In the mirror across the bar she is twelve. She is standing in the wings of the Big Top, breathing the scent of hay and earth and animal with deep, happy inhales. She hears the crowd’s cheer rise and fall in waves, pictures a man and a woman flying through the air in matching blue and white costumes. She looks at her own costume. It is pink. Color, Maya, color! The circus is all about color! It is the voice of her father, a voice she has never known but somehow recognizes. I want to match you and mom, she says.But you match Kimba!

“Another?” She is back in the bar, her elbows leaning on the mahogany counter, her fingers wrapped around a sweating glass. The man she has been dating for three months touches her hand. He is a handsome man and she wonders if that’s why it was so easy to say “yes” to his dinner invitation all those weeks ago.

Maya looks down at her empty glass. She doesn’t remember the last sip.

“Okay,” she says. He lifts his hand from hers, and her whole body aches in the absence of his touch.

In the mirror across the bar, Kimba lifts her gray trunk, tickling at the edge of the curtain, playing with a fraying cotton rope that hangs from the exposed metal frame above. Kimba is wearing a pink ruffle around her neck. Kimba doesn’t like the ruffle. She endures it.

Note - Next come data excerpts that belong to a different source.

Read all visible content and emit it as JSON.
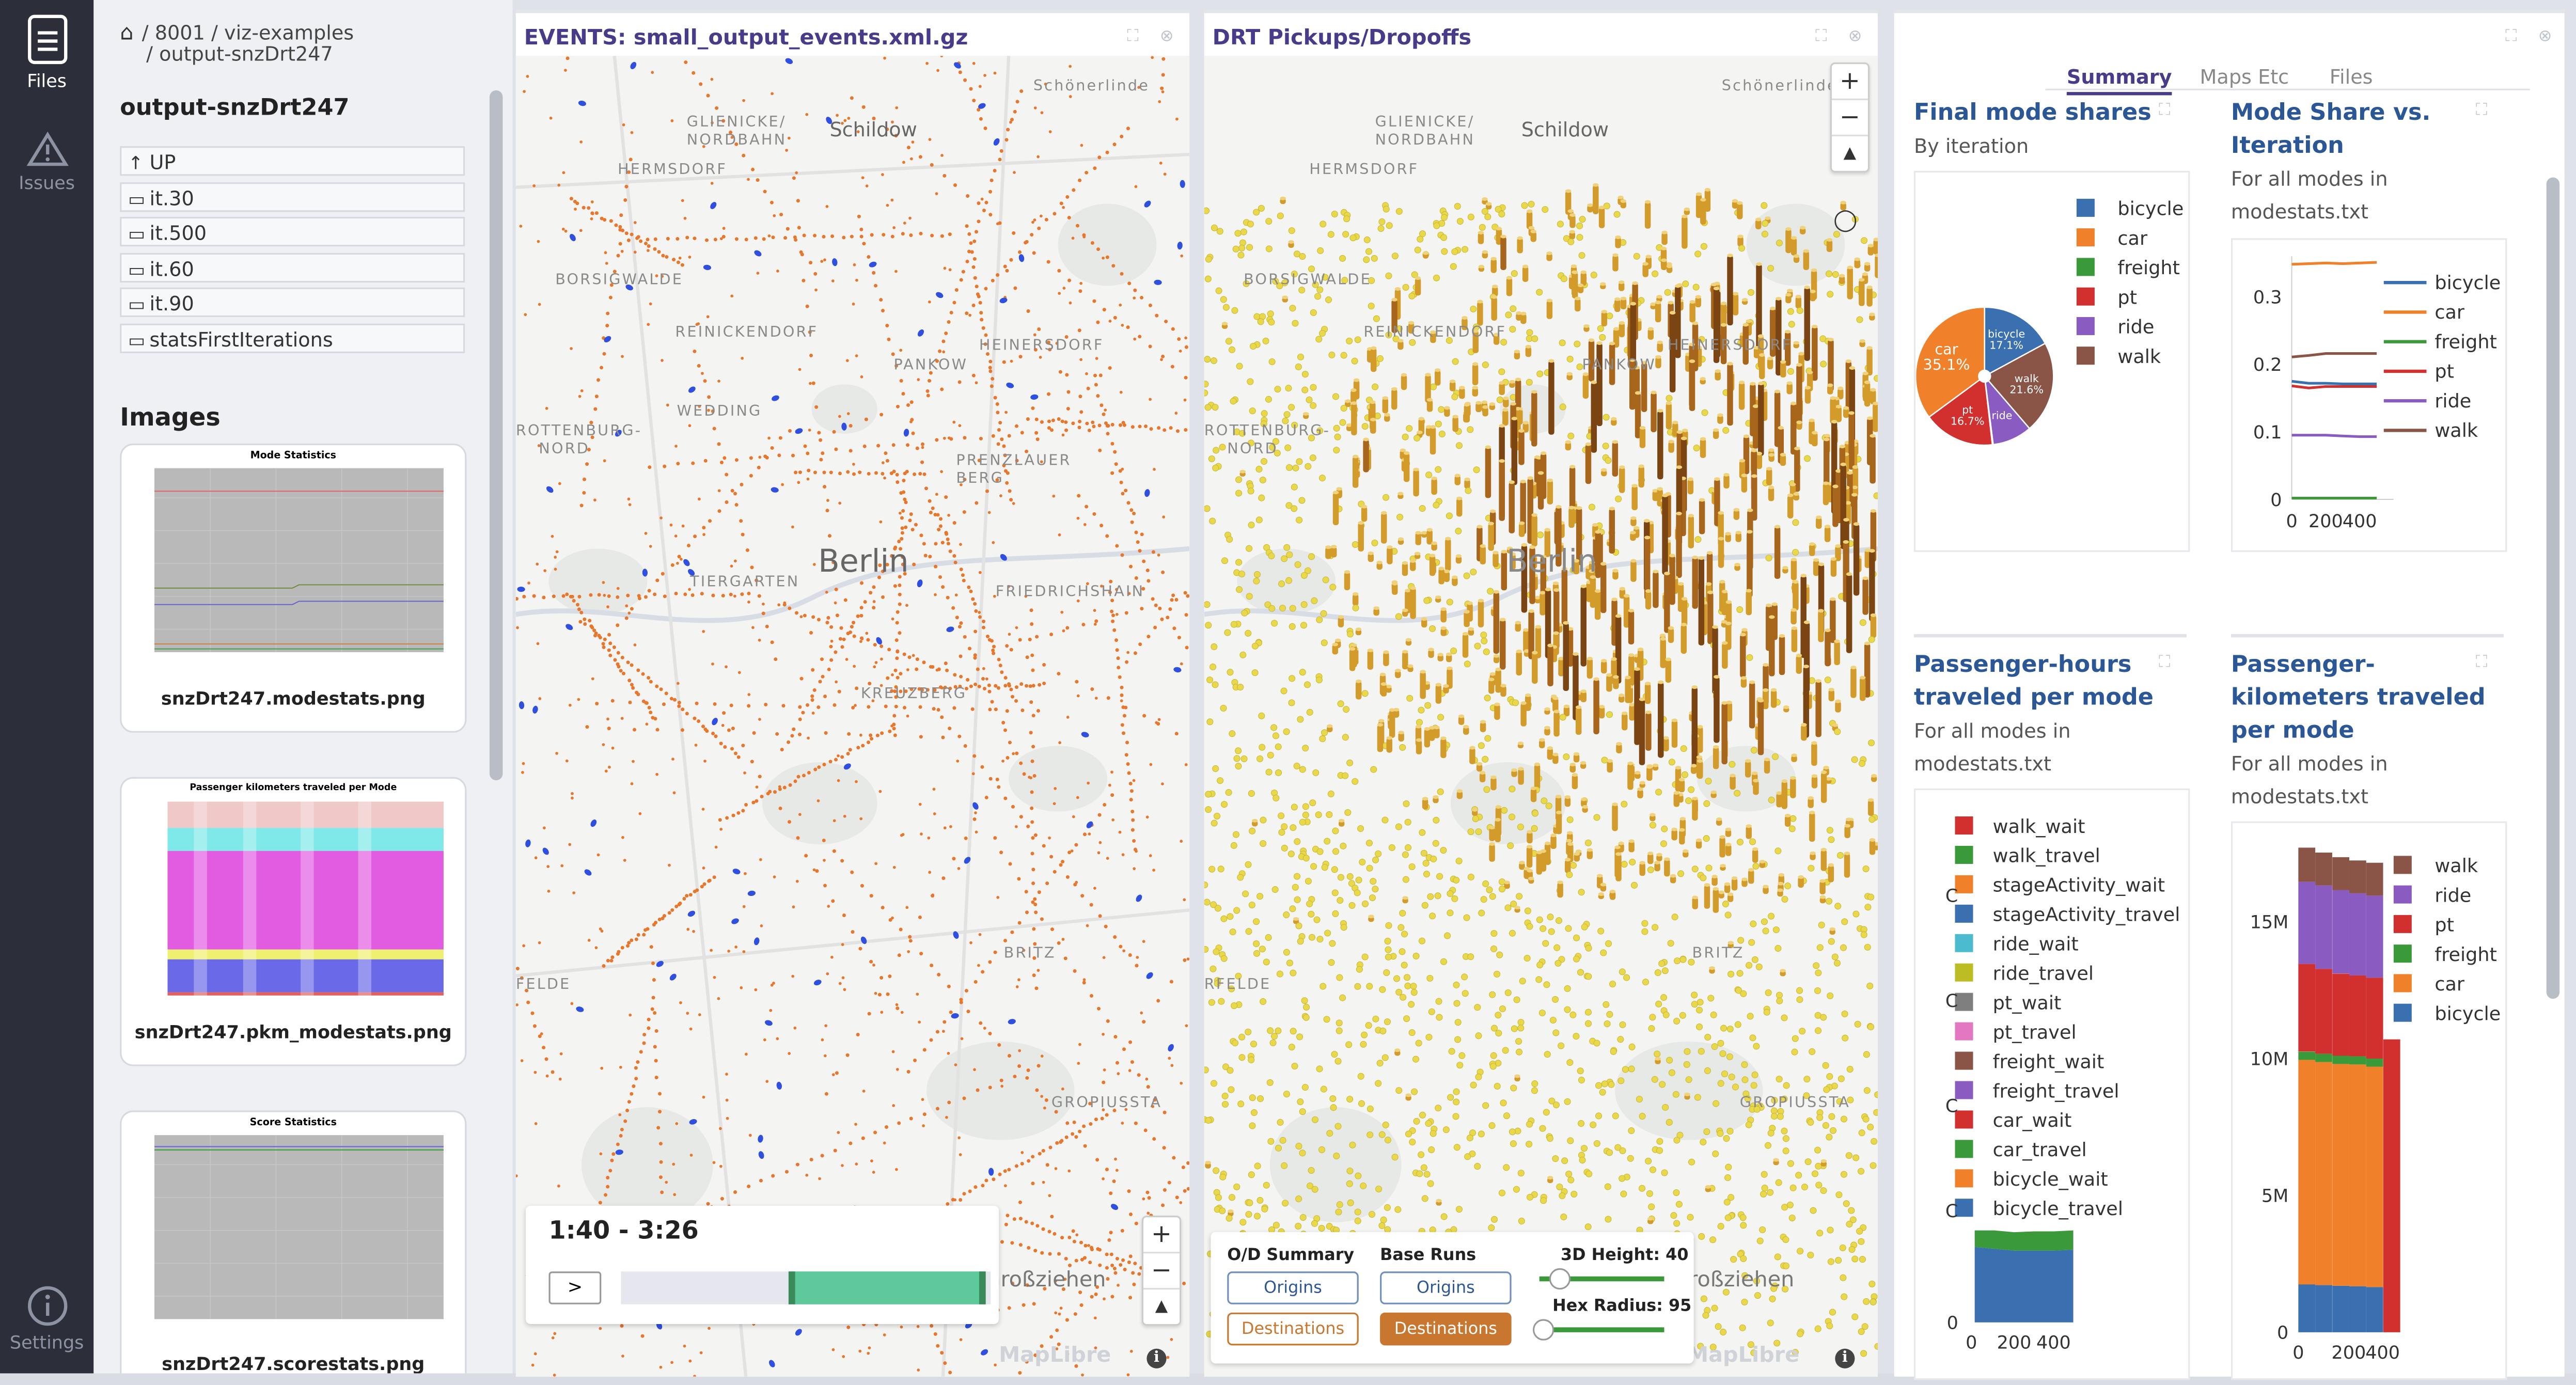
{
  "rail": {
    "files_label": "Files",
    "issues_label": "Issues",
    "settings_label": "Settings"
  },
  "browser": {
    "breadcrumb_line1": "/ 8001 / viz-examples",
    "breadcrumb_line2": "/ output-snzDrt247",
    "folder_title": "output-snzDrt247",
    "folders": [
      "UP",
      "it.30",
      "it.500",
      "it.60",
      "it.90",
      "statsFirstIterations"
    ],
    "images_heading": "Images",
    "images": [
      {
        "thumb_title": "Mode Statistics",
        "caption": "snzDrt247.modestats.png"
      },
      {
        "thumb_title": "Passenger kilometers traveled per Mode",
        "caption": "snzDrt247.pkm_modestats.png"
      },
      {
        "thumb_title": "Score Statistics",
        "caption": "snzDrt247.scorestats.png"
      }
    ]
  },
  "events_panel": {
    "title": "EVENTS: small_output_events.xml.gz",
    "time_range": "1:40 - 3:26",
    "play_label": ">",
    "maplibre": "MapLibre",
    "place_labels": [
      "Schönerlinde",
      "GLIENICKE/",
      "NORDBAHN",
      "Schildow",
      "HERMSDORF",
      "BORSIGWALDE",
      "REINICKENDORF",
      "PANKOW",
      "HEINERSDORF",
      "WEDDING",
      "ROTTENBURG-",
      "NORD",
      "PRENZLAUER",
      "BERG",
      "Berlin",
      "TIERGARTEN",
      "FRIEDRICHSHAIN",
      "KREUZBERG",
      "BRITZ",
      "FELDE",
      "GROPIUSSTA",
      "Großziehen"
    ]
  },
  "drt_panel": {
    "title": "DRT Pickups/Dropoffs",
    "od_summary_label": "O/D Summary",
    "base_runs_label": "Base Runs",
    "origins_label": "Origins",
    "destinations_label": "Destinations",
    "height_label": "3D Height: 40",
    "radius_label": "Hex Radius: 95",
    "maplibre": "MapLibre",
    "place_labels": [
      "Schönerlinde",
      "GLIENICKE/",
      "NORDBAHN",
      "Schildow",
      "HERMSDORF",
      "BORSIGWALDE",
      "REINICKENDORF",
      "PANKOW",
      "HEINERSDORF",
      "ROTTENBURG-",
      "NORD",
      "Berlin",
      "BRITZ",
      "RFELDE",
      "GROPIUSSTA",
      "Großziehen"
    ]
  },
  "dashboard": {
    "tabs": [
      "Summary",
      "Maps Etc",
      "Files"
    ],
    "cards": [
      {
        "title_line1": "Final mode shares",
        "subtitle": "By iteration"
      },
      {
        "title_line1": "Mode Share vs.",
        "title_line2": "Iteration",
        "subtitle_line1": "For all modes in",
        "subtitle_line2": "modestats.txt"
      },
      {
        "title_line1": "Passenger-hours",
        "title_line2": "traveled per mode",
        "subtitle_line1": "For all modes in",
        "subtitle_line2": "modestats.txt"
      },
      {
        "title_line1": "Passenger-",
        "title_line2": "kilometers traveled",
        "title_line3": "per mode",
        "subtitle_line1": "For all modes in",
        "subtitle_line2": "modestats.txt"
      }
    ]
  },
  "colors": {
    "bicycle": "#3a6fb0",
    "car": "#f0812a",
    "freight": "#3a9a3a",
    "pt": "#d22f2f",
    "ride": "#8a5cc2",
    "walk": "#8a5446",
    "accent": "#4a3a8a",
    "title_blue": "#2b5797",
    "green_bar": "#5ec99a"
  },
  "chart_data": [
    {
      "type": "pie",
      "categories": [
        "bicycle",
        "car",
        "freight",
        "pt",
        "ride",
        "walk"
      ],
      "values": [
        17.1,
        35.1,
        0.2,
        16.7,
        9.3,
        21.6
      ],
      "slice_labels": [
        "bicycle\n17.1%",
        "car\n35.1%",
        "",
        "pt\n16.7%",
        "ride",
        "walk\n21.6%"
      ],
      "legend": [
        "bicycle",
        "car",
        "freight",
        "pt",
        "ride",
        "walk"
      ]
    },
    {
      "type": "line",
      "x": [
        0,
        100,
        200,
        300,
        400,
        500
      ],
      "xticks": [
        "0",
        "200",
        "400"
      ],
      "yticks": [
        "0",
        "0.1",
        "0.2",
        "0.3"
      ],
      "ylim": [
        0,
        0.36
      ],
      "xlim": [
        0,
        600
      ],
      "series": [
        {
          "name": "bicycle",
          "values": [
            0.175,
            0.172,
            0.172,
            0.171,
            0.171,
            0.171
          ]
        },
        {
          "name": "car",
          "values": [
            0.348,
            0.349,
            0.35,
            0.349,
            0.35,
            0.351
          ]
        },
        {
          "name": "freight",
          "values": [
            0.002,
            0.002,
            0.002,
            0.002,
            0.002,
            0.002
          ]
        },
        {
          "name": "pt",
          "values": [
            0.168,
            0.165,
            0.167,
            0.167,
            0.167,
            0.167
          ]
        },
        {
          "name": "ride",
          "values": [
            0.095,
            0.095,
            0.095,
            0.094,
            0.093,
            0.093
          ]
        },
        {
          "name": "walk",
          "values": [
            0.211,
            0.213,
            0.216,
            0.216,
            0.216,
            0.216
          ]
        }
      ]
    },
    {
      "type": "area",
      "x": [
        0,
        100,
        200,
        300,
        400,
        500
      ],
      "xticks": [
        "0",
        "200",
        "400"
      ],
      "yticks": [
        "0",
        "C",
        "C",
        "C",
        "C"
      ],
      "legend": [
        "walk_wait",
        "walk_travel",
        "stageActivity_wait",
        "stageActivity_travel",
        "ride_wait",
        "ride_travel",
        "pt_wait",
        "pt_travel",
        "freight_wait",
        "freight_travel",
        "car_wait",
        "car_travel",
        "bicycle_wait",
        "bicycle_travel"
      ],
      "legend_colors": [
        "#d22f2f",
        "#3a9a3a",
        "#f0812a",
        "#3a6fb0",
        "#4bbcd0",
        "#bcbd22",
        "#7f7f7f",
        "#e377c2",
        "#8a5446",
        "#8a5cc2",
        "#d22f2f",
        "#3a9a3a",
        "#f0812a",
        "#3a6fb0"
      ],
      "series": [
        {
          "name": "bicycle_travel",
          "values": [
            0.82,
            0.8,
            0.78,
            0.78,
            0.78,
            0.79
          ]
        },
        {
          "name": "car_travel",
          "values": [
            0.18,
            0.2,
            0.2,
            0.21,
            0.21,
            0.21
          ]
        }
      ]
    },
    {
      "type": "bar",
      "stacked": true,
      "x": [
        0,
        100,
        200,
        300,
        400,
        500
      ],
      "xticks": [
        "0",
        "200",
        "400"
      ],
      "yticks": [
        "0",
        "5M",
        "10M",
        "15M"
      ],
      "ylim": [
        0,
        18000000
      ],
      "legend": [
        "walk",
        "ride",
        "pt",
        "freight",
        "car",
        "bicycle"
      ],
      "series": [
        {
          "name": "bicycle",
          "values": [
            1750000,
            1720000,
            1700000,
            1680000,
            1650000,
            0
          ]
        },
        {
          "name": "car",
          "values": [
            8200000,
            8150000,
            8100000,
            8100000,
            8050000,
            0
          ]
        },
        {
          "name": "freight",
          "values": [
            300000,
            300000,
            300000,
            300000,
            300000,
            0
          ]
        },
        {
          "name": "pt",
          "values": [
            3200000,
            3100000,
            3000000,
            2950000,
            2950000,
            10700000
          ]
        },
        {
          "name": "ride",
          "values": [
            3000000,
            3050000,
            3050000,
            3000000,
            3000000,
            0
          ]
        },
        {
          "name": "walk",
          "values": [
            1250000,
            1200000,
            1200000,
            1200000,
            1200000,
            0
          ]
        }
      ]
    }
  ]
}
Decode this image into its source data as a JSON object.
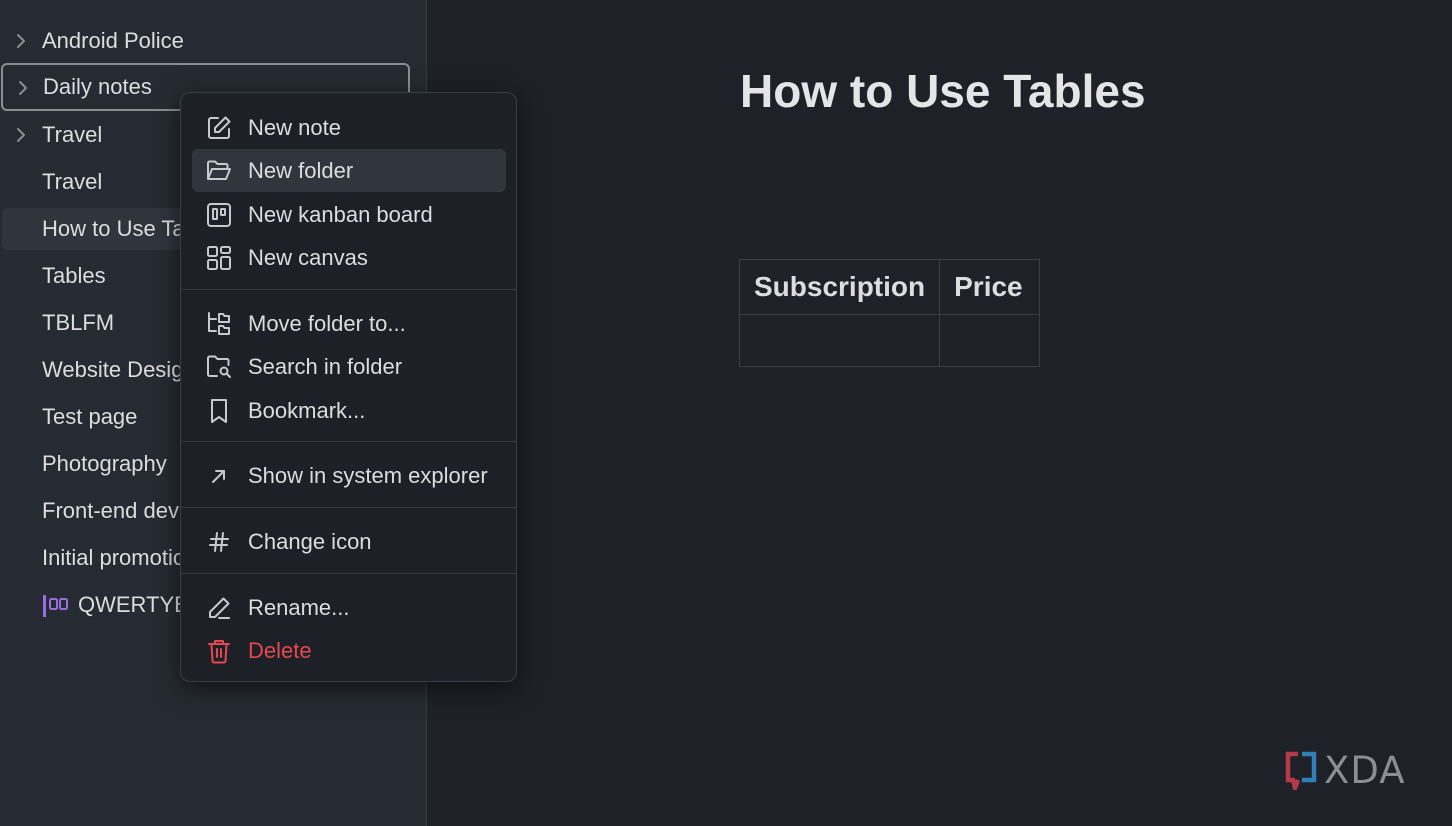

Maya thinks this is how she feels about her pink outfit, too.

The applause becomes a symphony. Spotlights flash by the entryway. Her father sprints past, blowing a kiss to Maya. Her mother slows, reaches up and wraps her fingers around her daughter’s pink-slippered foot. Stand tall, her mother says, then follows her father back into the darker rooms where circus acts are stitched together with sawdust and magic.

“You seem quiet tonight,” he says as her drink is refilled. He notices things. She wonders if this is why it was so easy to say “yes” to spending the night after that first dinner. She had never done that before. Not so soon.

“I’m fine,” she says. He knows this means she needs the quiet; that she’s daydreaming or remembering or sorting. He will touch her again to acknowledge this. And he does, his hand on her shoulder.

In the mirror across the bar, Maya is atop Kimba, carefully adjusting her stance to stand tall as the elephant marches behind a parade of clowns into the biggest ring of the three-ring circus. Fireflies spark from the crowd when the youngest star makes her entrance. The flashes don’t really help, she hears her father say later, on the drive home in a rusty brown station wagon. The cameras are too far away for the flashes to matter. Maya leans against the car door, watching the blurring trees. They matter to me, she whispers to the clouds.